处理:SqlServer FOR XML 无法对节点 'NoName' 的数据进行序列化,因为它包含在 XML 中不允许出现的字符(0x0000)。

DECLARE @table TABLE(
ID INT
,[DESC] VARCHAR(1000)
)


INSERT INTO @table(ID, [DESC])
VALUES(1,'this is test <中文'+CHAR(0)+'测试>')


SELECT * FROM @table


--for xml这种写法可以将表中的一列数据串成一个字符串
--并且在遇到xml保留字符时也不会出错,如:0x0000
--但是有一个确定就是,如果列值中含有xml的保留字,如:<,>这些不会直接输出,而是转换为代码
SELECT CAST(a.ID AS VARCHAR(10))+a.[Desc]
FROM @table a
FOR XML PATH('')


--for xml这种写法,是利用type指令,告诉sqlserver,形成的是一个xml对象
--这时,利用xml的value方法就可以获取到当前元素的值,并且一些xml的保留字符这里不会被转换为代码
--但是这个写法有一个不好的地方就是,如果在列值中含有一些xml的控制符,则运行时会报错
--错误提示如下:
--FOR XML 无法对节点 'NoName' 的数据进行序列化,因为它包含在 XML 中不允许出现的字符(0x0000)。
--若要使用 FOR XML 检索此数据,请将它转换为 binary、varbinary 或 image 数据类型,然后使用 BINARY BASE64 指令。
--所以我们这里自己写了一个函数Udf_RemoveInvalidXmlChar用于将xml控制字符从列值中删除。
--SELECT 
--(
-- SELECT  cAST(a.ID AS VARCHAR(10))+a.[Desc]
-- FROM @table a
-- FOR XML PATH(''),TYPE 
--).value('.','varchar(max)')


SELECT 
(
SELECT  artdb.dbo.Udf_RemoveInvalidXmlChar( CAST(a.ID AS VARCHAR(10))+a.[Desc])
FROM @table a
FOR XML PATH(''),TYPE 
).value('.','varchar(max)')


--删除列值中xml控制符的函数实现如下:
/*
CREATE FUNCTION [dbo].[Udf_RemoveInvalidXmlChar]
(
@aString VARCHAR(1000)
)
RETURNS VARCHAR(1000)
AS
BEGIN
DECLARE @result VARCHAR(1000)=''
DECLARE @i INT
SET @i = 1


WHILE @i <= LEN(@aString)
BEGIN
IF UNICODE(SUBSTRING(@aString, @i, 1)) <> 0 --去掉0x0000
BEGIN
SET @result=@result+SUBSTRING(@aString,@i,1)
END
SET @i = @i + 1
END

RETURN @result
END
 */


综上所述:

如果出现标题所示错误时:

1、不要在for xml时加上type指令,当然一些xml关键字可能会被以代码形式显示;

2、for xml使用type指令,但是在for xml之前,将列值中的xml控制字符删除;


参考文章:

1、http://dba.stackexchange.com/questions/82094/cannot-remove-char-0x0000-from-nvarchar-column

A bug in the REPLACE function? Or in SQL Server in general? I'm not so sure about that. The only "issue" here is merely not fully understanding how string comparisons are handled.
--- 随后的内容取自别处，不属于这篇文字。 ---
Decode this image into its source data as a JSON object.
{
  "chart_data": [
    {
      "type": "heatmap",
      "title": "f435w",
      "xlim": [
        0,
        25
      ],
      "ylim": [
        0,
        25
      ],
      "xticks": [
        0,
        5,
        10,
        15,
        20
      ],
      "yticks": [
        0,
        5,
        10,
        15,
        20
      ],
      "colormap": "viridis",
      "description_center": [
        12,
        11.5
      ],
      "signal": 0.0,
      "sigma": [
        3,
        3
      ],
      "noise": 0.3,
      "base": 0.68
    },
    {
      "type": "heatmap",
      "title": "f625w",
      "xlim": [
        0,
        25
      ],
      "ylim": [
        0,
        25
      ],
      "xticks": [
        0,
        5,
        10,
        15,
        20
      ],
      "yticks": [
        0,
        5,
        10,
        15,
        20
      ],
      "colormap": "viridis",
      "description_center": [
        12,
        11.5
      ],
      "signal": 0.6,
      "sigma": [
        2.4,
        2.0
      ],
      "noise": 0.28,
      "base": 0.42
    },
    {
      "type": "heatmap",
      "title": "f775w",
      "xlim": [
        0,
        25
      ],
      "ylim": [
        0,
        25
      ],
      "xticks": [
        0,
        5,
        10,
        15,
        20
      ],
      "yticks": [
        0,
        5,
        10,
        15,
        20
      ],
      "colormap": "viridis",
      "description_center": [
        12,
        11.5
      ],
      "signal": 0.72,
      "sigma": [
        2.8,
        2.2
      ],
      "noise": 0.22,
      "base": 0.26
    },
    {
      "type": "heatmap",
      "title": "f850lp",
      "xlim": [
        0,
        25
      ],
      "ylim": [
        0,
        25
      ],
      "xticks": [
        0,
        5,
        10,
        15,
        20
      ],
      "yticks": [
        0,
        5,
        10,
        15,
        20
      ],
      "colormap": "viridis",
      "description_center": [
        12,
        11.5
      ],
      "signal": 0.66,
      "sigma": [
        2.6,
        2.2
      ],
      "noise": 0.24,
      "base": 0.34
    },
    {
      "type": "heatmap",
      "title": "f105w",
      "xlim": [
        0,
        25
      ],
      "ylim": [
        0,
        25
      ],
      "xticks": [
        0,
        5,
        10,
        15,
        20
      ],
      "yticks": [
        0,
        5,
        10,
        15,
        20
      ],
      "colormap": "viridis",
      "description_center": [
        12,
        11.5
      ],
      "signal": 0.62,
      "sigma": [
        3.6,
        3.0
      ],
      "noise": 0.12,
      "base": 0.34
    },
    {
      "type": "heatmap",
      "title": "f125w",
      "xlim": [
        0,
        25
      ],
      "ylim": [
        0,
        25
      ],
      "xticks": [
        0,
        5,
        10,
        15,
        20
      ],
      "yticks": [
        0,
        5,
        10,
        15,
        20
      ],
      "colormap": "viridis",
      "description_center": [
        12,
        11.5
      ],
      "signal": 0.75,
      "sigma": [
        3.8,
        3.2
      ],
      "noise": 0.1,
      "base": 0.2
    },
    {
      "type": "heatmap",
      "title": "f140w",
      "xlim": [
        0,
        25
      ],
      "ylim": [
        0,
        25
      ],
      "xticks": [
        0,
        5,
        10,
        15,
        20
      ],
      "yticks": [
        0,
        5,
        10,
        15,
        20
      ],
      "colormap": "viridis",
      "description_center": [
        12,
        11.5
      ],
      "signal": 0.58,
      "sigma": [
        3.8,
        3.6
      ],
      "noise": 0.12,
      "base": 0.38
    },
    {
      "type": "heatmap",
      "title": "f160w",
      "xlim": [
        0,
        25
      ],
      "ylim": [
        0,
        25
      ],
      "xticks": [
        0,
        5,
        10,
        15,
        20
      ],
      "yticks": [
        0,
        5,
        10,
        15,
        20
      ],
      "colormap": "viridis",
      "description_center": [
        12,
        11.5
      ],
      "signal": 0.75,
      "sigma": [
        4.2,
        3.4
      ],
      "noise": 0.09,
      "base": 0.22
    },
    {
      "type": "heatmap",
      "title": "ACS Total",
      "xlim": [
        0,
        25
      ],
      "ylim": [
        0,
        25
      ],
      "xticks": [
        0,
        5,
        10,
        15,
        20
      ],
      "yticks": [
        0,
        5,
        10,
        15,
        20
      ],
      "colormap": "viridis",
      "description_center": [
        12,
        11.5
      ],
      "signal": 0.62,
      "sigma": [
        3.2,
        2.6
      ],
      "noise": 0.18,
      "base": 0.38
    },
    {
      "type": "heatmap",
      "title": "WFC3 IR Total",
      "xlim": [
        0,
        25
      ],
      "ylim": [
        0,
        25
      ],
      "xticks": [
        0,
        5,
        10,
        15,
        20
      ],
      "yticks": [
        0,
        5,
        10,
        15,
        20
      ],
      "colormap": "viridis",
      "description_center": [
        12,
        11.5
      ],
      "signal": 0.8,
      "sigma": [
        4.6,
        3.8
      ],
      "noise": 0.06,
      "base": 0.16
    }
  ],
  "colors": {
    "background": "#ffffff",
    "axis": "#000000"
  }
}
Collations define how certain characters will compare against other characters. Sometimes there are rules about certain combinations of characters equating to one or more other characters. And there are rules about characters such as 0x00 (null) and 0x20 (space) equating to each other or other characters. And, to make life more interesting, there are a few nuances specific to VARCHAR data using a SQL Server Collation (i.e. one starting with SQL_), as the following example shows:

SELECT REPLACE('VARCHAR with SQL_Latin1_General_CP1_CI_AS'+CHAR(0)+'Matches', CHAR(0),
               ': ' COLLATE SQL_Latin1_General_CP1_CI_AS);
SELECT REPLACE(N'NVARCHAR with SQL_Latin1_General_CP1_CI_AS'+NCHAR(0)+N'Matches', NCHAR(0),
               N': ' COLLATE SQL_Latin1_General_CP1_CI_AS);
SELECT REPLACE('VARCHAR with Latin1_General_100_CI_AS'+CHAR(0)+'Matches', CHAR(0),
               ': ' COLLATE Latin1_General_100_CI_AS);
SELECT REPLACE(N'NVARCHAR with Latin1_General_100_CI_AS'+NCHAR(0)+N'Matches', NCHAR(0),
               N': ' COLLATE Latin1_General_100_CI_AS);

Returns:

VARCHAR with SQL_Latin1_General_CP1_CI_AS: Matches

NVARCHAR with SQL_Latin1_General_CP1_CI_AS

VARCHAR with Latin1_General_100_CI_AS

NVARCHAR with Latin1_General_100_CI_AS

So let's take a look at this behavior using queries based on the ones found in @Max's answer. I added the N prefix to the string literals and to the CHAR(0), and I also added an extra NCHAR(0) just to make the next part easier to see. And I added queries to show the actual Code Points being used (to prove that the 0x0000 values are really in there, and a call to REPLACE() to see if that really has a bug in it).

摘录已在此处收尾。